Now, Gilliam has never been the cleanest storyteller in the world - but what exactly about this film that's all that difficult to follow is beyond me. It basically covers a series of wagers between the titular Dr. Parnassus (Christopher Plummer) and the Devil - going by the moniker, "Mr. Nick" - played by the one and only Tom Waits. Mr. Nick found Parnassus as a monk hundreds of years ago and offered him a bet, and he's been stringing him along ever since - changing the stakes, going double-or-nothin', adding a new wrinkle or two.

Long ago, he offered the vain Parnassus the gift of immortality - in exchange for his firstborn come the age of 16. It's now modern-day, and Parnassus is a depleted old drunk running a traveling carnival show that's struggling to stay afloat. At the center of the stage is the looking glass, through which inhabitants' imaginations come to life - with Parnassus' help, of course.

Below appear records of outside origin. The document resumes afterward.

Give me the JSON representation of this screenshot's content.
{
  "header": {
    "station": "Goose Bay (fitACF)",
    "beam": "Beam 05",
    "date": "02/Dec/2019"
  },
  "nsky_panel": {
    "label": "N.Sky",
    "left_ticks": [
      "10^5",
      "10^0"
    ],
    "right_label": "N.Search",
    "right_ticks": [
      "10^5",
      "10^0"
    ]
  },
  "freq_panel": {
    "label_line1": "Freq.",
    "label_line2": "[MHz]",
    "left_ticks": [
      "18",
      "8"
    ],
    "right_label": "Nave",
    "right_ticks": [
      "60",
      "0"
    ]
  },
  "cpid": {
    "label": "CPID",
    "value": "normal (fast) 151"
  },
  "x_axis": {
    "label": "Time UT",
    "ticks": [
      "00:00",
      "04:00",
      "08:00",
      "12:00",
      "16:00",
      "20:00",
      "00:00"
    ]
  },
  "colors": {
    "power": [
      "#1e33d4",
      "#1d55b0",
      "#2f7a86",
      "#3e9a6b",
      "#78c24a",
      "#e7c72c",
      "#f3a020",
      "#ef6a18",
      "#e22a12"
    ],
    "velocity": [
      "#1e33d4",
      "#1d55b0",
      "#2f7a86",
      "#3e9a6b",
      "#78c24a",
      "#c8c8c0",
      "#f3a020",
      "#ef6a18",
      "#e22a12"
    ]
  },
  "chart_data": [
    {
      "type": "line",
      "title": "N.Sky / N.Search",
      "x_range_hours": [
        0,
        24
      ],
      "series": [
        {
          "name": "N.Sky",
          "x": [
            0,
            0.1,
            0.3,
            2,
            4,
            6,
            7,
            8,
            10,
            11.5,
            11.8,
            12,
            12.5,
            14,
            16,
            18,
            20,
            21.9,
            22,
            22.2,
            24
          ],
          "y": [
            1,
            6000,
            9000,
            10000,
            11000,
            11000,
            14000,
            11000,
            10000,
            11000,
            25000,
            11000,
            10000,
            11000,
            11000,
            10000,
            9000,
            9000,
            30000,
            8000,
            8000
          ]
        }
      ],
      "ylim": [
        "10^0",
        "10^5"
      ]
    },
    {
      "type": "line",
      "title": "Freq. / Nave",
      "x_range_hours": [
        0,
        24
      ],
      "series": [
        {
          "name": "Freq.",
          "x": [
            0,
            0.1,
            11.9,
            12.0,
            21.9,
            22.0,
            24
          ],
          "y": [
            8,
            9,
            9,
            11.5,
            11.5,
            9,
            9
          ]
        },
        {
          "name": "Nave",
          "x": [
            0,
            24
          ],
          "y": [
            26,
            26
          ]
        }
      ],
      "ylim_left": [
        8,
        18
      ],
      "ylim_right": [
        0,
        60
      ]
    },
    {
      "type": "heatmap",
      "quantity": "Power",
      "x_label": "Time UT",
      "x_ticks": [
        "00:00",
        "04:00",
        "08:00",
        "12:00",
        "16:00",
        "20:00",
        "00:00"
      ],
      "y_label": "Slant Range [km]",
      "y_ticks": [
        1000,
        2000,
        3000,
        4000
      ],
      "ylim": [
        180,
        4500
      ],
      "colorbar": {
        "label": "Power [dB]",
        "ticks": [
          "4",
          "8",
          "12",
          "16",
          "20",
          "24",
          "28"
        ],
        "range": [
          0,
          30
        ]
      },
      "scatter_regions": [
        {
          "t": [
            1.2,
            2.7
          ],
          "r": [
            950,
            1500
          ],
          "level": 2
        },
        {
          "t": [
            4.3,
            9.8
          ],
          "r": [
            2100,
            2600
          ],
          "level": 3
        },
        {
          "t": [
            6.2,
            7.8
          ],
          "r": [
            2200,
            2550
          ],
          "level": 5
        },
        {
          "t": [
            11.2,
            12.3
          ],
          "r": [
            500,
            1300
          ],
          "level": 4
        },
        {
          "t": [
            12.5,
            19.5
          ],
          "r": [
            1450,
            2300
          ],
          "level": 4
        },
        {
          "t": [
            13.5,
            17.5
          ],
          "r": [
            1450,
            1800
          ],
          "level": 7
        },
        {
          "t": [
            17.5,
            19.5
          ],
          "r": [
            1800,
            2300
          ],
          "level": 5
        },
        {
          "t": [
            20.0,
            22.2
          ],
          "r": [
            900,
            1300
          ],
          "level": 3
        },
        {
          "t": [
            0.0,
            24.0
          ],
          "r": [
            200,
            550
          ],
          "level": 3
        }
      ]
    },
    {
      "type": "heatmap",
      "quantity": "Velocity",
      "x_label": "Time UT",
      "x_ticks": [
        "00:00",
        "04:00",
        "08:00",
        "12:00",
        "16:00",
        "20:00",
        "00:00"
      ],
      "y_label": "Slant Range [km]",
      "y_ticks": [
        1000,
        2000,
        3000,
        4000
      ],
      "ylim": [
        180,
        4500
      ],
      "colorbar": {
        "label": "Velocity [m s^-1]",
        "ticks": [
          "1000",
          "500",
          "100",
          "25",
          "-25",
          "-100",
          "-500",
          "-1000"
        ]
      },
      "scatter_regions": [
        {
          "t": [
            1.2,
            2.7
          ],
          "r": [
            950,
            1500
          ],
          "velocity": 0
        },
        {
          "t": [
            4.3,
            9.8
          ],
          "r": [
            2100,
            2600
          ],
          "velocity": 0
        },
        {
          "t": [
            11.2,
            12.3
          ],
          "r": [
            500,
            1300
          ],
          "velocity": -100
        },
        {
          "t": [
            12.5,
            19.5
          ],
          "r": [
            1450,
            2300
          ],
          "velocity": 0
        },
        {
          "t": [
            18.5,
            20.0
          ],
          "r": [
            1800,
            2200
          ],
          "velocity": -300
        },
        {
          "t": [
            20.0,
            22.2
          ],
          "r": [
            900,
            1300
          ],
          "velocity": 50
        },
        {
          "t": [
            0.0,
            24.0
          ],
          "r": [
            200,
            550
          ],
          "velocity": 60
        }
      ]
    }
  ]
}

But nothing imaginary is on his mind right now, for his darling daughter Valentina (Lily Cole), is just days away from her 16th birthday - and Mr. Nick is hovering to claim his prize. But it couldn't be as simple as all that, right? After all, this is the Devil we're talking about here. The Devil knows ol' Parnassus is always up for another wager. And so Mr. Nick shows up - with Waits' indelible voice, that sly comic timing, that delectably diabolical charm, all dressed up in a black tux, overcoat and a bowler cap - and offers Parnassus another shot: a battle for souls, through the Imaginarium. First to five wins.

The wrinkle in this scenario is the sudden appearance of a mysterious stranger named Tony (Heath Ledger), an apparent amnesiac who nonetheless seems to be hiding something. Valentina and her traveling show co-star, Anton (Andrew Garfield), save Tony's life one night after finding him hanging by his neck from underneath a bridge.

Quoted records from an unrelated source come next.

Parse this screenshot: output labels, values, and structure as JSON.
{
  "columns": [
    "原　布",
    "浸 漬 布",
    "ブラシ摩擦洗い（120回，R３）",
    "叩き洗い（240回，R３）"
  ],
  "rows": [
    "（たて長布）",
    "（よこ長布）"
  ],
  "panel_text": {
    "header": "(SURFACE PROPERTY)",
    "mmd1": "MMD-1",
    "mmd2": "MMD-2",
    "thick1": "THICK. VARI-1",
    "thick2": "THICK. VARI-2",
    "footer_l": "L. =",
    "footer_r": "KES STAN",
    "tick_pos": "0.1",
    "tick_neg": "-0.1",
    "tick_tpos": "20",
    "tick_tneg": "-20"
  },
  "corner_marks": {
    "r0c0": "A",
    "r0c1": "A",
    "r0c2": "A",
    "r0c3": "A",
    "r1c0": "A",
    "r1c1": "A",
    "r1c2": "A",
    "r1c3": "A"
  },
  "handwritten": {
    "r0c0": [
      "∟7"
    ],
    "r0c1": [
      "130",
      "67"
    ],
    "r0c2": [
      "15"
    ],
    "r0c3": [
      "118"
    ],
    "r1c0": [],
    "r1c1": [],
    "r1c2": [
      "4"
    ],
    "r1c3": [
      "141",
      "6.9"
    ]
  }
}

Tony reinvents the show, offering volunteers the chance to enter the Imaginarium - where, they discover, they will be forced to make the ultimate choice between the temptations of the good Dr. Parnassus, and the sinister Mr. Nick. Their souls are on the line and they don't even know it.

Accompanying each client on the other side is Tony himself. It is here that Ledger's untimely death must be mentioned. When he passed, he had completed the bulk of filming, but hadn't yet started work on the fantastical sequences. Through a lucky screenplay loophole, the Imaginarium gives the character the opportunity to change appearance - at the imaginary whims of the people he's accompanying. Filling in as the Imaginarium versions of Tony are Jude Law, Colin Farrell and a little-known newcomer named Johnny Depp.

The way Gilliam utilizes the Imaginarium sequences is an impressive feat in and of itself. Rather than trying to pare down his visual choices for budgetary reasons or attempting in vain to make extensive CGI look photorealistic, he goes big - while emphasizing the very artificiality of the imaginary worlds his characters have created. Some of the compositions are reminiscent of his animated work on Monty Python - heightened and distorted perspectives, splashes of hyper-realistic color, comedic asides and flights of fancy.

All three substitute Tonys serve the story well as we gradually learn more and more about his character and the role he plays in the ultimate fate of Parnassus and his precious Valentina.

Ledger and Plummer are excellent, as expected, and Farrell does a stellar job with the meatiest role of Ledger's three fill-ins. But the standout performance belongs to Waits - not just a peerless musician but a fine actor in his own right (Down by Law, Short Cuts, Coffee and Cigarettes). He always seemed like a perfect choice for the role, and his funny, sardonic and idiosyncratic take on the darkest of all dark characters more than meets the expectations.

Gilliam's films have always worked best when their fantastical elements were combined with the farcical, mischievous wit we've seen since his Python days. That is on full display here - and it's worth noting that he re-teamed with writer Charles McKeown, with whom he collaborated on the screenplay for his 1985 masterpiece, Brazil.

The Imaginarium of Doctor Parnassus is not perfect and even hits something of a narrative lull early on, but it grows more and more exhilarating as it goes along, Gilliam's own imaginarium swallowing us whole.